Pode haver demora para que as sobreviventes de agressão reconheçam o que aconteceu

Ela tinha 16 anos, ele tinha 40. Ela disse a si mesma que era um relacionamento romântico.

Mas seu corpo e mente faziam coisas estranhas quando estavam juntos. Às vezes, ela se sentia como se estivesse separada de seu corpo, que tremia sem parar depois de vê-lo. Era um tremor de corpo inteiro.

Ela nunca tinha experimentado essas sensações antes - mas também nunca tinha estado com um homem mais velho. Essa reação deveria ser normal para a situação, ela pensou. E não as levou em consideração.

Marissa Korbel demorou mais de uma década para entender aquilo não como parte do relacionamento, mas como agressão. "Eu realmente assumi toda a culpa por pelo menos nove ou dez anos", diz ela. Após anos de terapia, ela agora é mãe e advogada de uma organização no Oregon, EUA, que defende sobreviventes de agressão sexual.

Korbel não está sozinha. Uma meta-análise de 28 estudos de mulheres e meninas com 14 anos ou mais que tiveram sexo não consensual - por meio de força, ameaça ou incapacidade - revelou que 60% dessas vítimas não reconheceram que tinham sido estupradas.

As histórias por trás dos números surpreendentemente altos mostram uma das principais razões pelas quais a agressão sexual geralmente não é imediatamente denunciada: é comum que as vítimas precisem de tempo para entender o que aconteceu com elas.

Rotular as experiências sexuais indesejáveis geralmente é um processo gradual; e um dos principais sinais do transtorno de estresse pós-traumático é evitar emoções e comportamentos que lembrem o trauma. De fato, 75% das pessoas que entram em contato com os centros da organização Rape Crisis England and Wales estão buscando apoio para um episódio ocorrido, pelo menos, um ano antes.

Não existe uma relação entre a rapidez com que alguém relata um ataque e a legitimidade dessa alegação. Além disso, vários fatores sociais e psicológicos impedem os sobreviventes de agressões de processar suas experiências imediatamente.

Roteiros falhos

Um aspecto fundamental é que muitas pessoas não têm certeza se o que aconteceu com elas foi "realmente" um estupro. Legalmente, as definições variam por país ou até por estado. No Reino Unido, por exemplo, uma mulher não pode legalmente ter cometido estupro (embora ela possa ser acusada de agressão sexual).

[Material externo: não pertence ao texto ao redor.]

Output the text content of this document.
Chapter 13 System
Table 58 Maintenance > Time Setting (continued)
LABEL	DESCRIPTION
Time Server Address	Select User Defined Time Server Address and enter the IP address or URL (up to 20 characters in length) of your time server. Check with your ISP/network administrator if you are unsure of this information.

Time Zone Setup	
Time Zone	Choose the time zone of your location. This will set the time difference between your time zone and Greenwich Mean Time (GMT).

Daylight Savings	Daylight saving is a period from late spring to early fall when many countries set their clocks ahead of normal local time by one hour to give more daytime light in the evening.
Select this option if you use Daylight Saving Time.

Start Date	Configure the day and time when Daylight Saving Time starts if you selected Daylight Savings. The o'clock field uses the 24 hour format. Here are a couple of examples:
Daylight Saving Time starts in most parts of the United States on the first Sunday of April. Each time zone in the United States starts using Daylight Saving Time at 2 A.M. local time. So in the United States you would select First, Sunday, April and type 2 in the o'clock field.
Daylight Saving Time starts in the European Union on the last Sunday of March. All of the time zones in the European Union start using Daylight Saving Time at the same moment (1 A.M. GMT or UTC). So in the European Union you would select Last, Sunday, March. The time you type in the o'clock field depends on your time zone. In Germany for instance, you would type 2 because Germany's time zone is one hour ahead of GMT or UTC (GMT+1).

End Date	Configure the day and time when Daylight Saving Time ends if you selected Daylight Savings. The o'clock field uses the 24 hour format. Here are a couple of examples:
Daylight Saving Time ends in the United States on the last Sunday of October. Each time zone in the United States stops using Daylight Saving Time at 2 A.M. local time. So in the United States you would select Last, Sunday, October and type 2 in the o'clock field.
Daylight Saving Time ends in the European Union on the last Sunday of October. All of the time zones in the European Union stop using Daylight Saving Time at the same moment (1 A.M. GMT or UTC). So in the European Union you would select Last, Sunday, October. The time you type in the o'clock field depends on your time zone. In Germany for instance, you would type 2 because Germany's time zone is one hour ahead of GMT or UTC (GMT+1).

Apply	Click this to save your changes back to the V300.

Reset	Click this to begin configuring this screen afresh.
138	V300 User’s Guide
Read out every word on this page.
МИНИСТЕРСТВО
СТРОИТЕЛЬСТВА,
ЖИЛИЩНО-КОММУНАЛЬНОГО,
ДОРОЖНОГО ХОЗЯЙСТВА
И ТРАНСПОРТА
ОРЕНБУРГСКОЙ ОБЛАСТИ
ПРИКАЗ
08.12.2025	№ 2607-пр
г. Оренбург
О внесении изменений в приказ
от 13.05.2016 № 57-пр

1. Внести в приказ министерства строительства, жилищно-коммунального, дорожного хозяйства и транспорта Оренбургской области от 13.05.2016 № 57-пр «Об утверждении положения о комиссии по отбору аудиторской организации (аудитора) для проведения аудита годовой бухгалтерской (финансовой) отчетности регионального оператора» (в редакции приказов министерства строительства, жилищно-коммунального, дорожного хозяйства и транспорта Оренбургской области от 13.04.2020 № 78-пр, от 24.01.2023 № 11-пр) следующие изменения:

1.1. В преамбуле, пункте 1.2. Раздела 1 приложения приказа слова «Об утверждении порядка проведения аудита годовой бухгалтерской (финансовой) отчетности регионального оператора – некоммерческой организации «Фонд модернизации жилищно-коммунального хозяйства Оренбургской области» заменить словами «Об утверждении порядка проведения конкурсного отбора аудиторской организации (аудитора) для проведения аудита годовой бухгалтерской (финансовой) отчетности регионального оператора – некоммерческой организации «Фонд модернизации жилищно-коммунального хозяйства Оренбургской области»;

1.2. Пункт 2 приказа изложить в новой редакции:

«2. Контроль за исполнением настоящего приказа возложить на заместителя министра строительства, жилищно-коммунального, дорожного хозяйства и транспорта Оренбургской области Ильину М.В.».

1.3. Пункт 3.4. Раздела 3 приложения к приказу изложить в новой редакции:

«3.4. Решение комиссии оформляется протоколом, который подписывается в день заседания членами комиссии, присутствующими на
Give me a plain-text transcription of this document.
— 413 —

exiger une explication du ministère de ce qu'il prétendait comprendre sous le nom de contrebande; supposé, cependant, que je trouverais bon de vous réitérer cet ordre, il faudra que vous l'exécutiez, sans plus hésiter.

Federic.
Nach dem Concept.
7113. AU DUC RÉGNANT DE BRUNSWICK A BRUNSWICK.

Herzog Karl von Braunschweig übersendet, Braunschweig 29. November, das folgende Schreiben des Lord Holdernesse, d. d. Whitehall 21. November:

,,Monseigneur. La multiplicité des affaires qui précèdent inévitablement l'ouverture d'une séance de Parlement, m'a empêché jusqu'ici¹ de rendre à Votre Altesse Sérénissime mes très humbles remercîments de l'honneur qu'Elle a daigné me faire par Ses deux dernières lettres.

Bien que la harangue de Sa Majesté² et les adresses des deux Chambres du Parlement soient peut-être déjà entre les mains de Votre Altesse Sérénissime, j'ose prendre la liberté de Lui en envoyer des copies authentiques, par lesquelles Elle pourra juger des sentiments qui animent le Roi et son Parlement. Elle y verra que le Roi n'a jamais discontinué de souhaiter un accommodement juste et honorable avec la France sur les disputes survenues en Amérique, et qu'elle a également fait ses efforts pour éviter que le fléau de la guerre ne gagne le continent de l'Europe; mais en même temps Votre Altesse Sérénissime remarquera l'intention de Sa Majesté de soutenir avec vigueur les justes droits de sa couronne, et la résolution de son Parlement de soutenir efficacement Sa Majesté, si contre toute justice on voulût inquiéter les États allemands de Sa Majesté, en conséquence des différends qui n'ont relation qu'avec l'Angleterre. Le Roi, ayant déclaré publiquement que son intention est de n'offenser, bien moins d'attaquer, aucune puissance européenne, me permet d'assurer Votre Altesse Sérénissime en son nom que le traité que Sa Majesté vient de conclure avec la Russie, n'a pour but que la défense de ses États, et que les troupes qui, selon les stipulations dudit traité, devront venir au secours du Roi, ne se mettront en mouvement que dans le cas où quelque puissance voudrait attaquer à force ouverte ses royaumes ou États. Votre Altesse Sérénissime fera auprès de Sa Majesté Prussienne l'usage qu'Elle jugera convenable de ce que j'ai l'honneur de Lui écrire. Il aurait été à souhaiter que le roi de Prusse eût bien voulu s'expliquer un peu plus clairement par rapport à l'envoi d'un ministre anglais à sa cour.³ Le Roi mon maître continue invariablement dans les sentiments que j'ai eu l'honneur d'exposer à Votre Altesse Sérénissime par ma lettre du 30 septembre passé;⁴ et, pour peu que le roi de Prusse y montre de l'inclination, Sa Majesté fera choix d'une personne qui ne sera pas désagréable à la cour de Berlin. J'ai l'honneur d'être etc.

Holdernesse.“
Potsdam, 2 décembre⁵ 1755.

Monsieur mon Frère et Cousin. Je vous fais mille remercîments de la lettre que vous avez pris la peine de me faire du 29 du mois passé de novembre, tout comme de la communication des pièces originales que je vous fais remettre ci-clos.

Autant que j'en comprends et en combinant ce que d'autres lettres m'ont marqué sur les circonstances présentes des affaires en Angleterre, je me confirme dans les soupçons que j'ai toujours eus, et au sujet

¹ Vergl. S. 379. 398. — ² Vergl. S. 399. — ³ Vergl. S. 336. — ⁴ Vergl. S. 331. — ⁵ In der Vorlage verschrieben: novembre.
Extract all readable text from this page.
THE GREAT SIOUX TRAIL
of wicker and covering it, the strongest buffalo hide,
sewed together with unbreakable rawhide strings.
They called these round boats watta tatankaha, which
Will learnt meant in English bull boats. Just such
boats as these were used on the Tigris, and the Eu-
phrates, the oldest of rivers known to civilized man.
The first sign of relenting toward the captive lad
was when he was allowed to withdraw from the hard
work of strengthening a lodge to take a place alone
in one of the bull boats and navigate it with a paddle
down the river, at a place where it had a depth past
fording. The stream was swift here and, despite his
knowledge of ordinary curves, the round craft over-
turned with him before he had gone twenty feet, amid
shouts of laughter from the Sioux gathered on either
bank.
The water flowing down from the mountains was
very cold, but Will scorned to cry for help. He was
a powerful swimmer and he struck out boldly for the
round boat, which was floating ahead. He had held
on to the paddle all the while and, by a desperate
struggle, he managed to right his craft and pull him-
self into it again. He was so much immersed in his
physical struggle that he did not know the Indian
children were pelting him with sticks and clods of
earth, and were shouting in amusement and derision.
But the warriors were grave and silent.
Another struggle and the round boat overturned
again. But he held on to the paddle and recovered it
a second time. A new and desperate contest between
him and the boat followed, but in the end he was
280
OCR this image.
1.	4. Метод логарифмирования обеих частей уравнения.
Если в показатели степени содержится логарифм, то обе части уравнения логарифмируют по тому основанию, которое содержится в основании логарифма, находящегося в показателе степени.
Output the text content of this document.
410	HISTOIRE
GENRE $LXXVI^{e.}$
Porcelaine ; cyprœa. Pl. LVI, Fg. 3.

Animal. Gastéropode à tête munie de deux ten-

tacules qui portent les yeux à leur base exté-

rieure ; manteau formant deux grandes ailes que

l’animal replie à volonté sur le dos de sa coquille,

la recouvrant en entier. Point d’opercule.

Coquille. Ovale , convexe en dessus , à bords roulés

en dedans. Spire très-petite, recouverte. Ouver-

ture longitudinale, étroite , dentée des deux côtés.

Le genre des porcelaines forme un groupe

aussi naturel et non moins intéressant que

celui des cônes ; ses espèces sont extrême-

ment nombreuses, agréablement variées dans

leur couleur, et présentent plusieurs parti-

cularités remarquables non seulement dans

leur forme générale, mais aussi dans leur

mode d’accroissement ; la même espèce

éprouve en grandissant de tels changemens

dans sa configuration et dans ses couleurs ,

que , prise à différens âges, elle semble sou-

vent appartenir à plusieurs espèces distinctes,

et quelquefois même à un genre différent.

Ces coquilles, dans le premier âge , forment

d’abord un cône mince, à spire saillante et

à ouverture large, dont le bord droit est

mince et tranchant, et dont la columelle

Nos EUA, a idade de consentimento é de 14 anos no Estado do Missouri (se a outra pessoa tiver 20 anos ou menos), mas em seu vizinho Illinois, a idade de consentimento é de 17 anos.

Essas diferenças legais refletem uma compreensão cultural igualmente confusa - e em evolução - do que é estupro. E até essas narrativas podem deixar alguém ainda mais inseguro sobre o que vivenciaram.

De país para país e até de estado para estado, existem diferentes definições legais de agressão sexual

O estereótipo persistente do "estupro de verdade" envolve um homem desconhecido em um lugar público que penetra violentamente uma mulher que, por sua vez, resiste. Quando a agressão sexual não corresponde a essa narrativa, pode ser difícil até mesmo para a sobrevivente perceber que isso era, de fato, uma agressão sexual. Afinal, o cérebro categoriza as experiências de acordo com o que nos foi ensinado sobre o que elas significam.

Mas essa narrativa é um mito. Estupro não só inclui uma série de outras circunstâncias, mas geralmente é uma circunstância diferente da história de um estranho em um beco.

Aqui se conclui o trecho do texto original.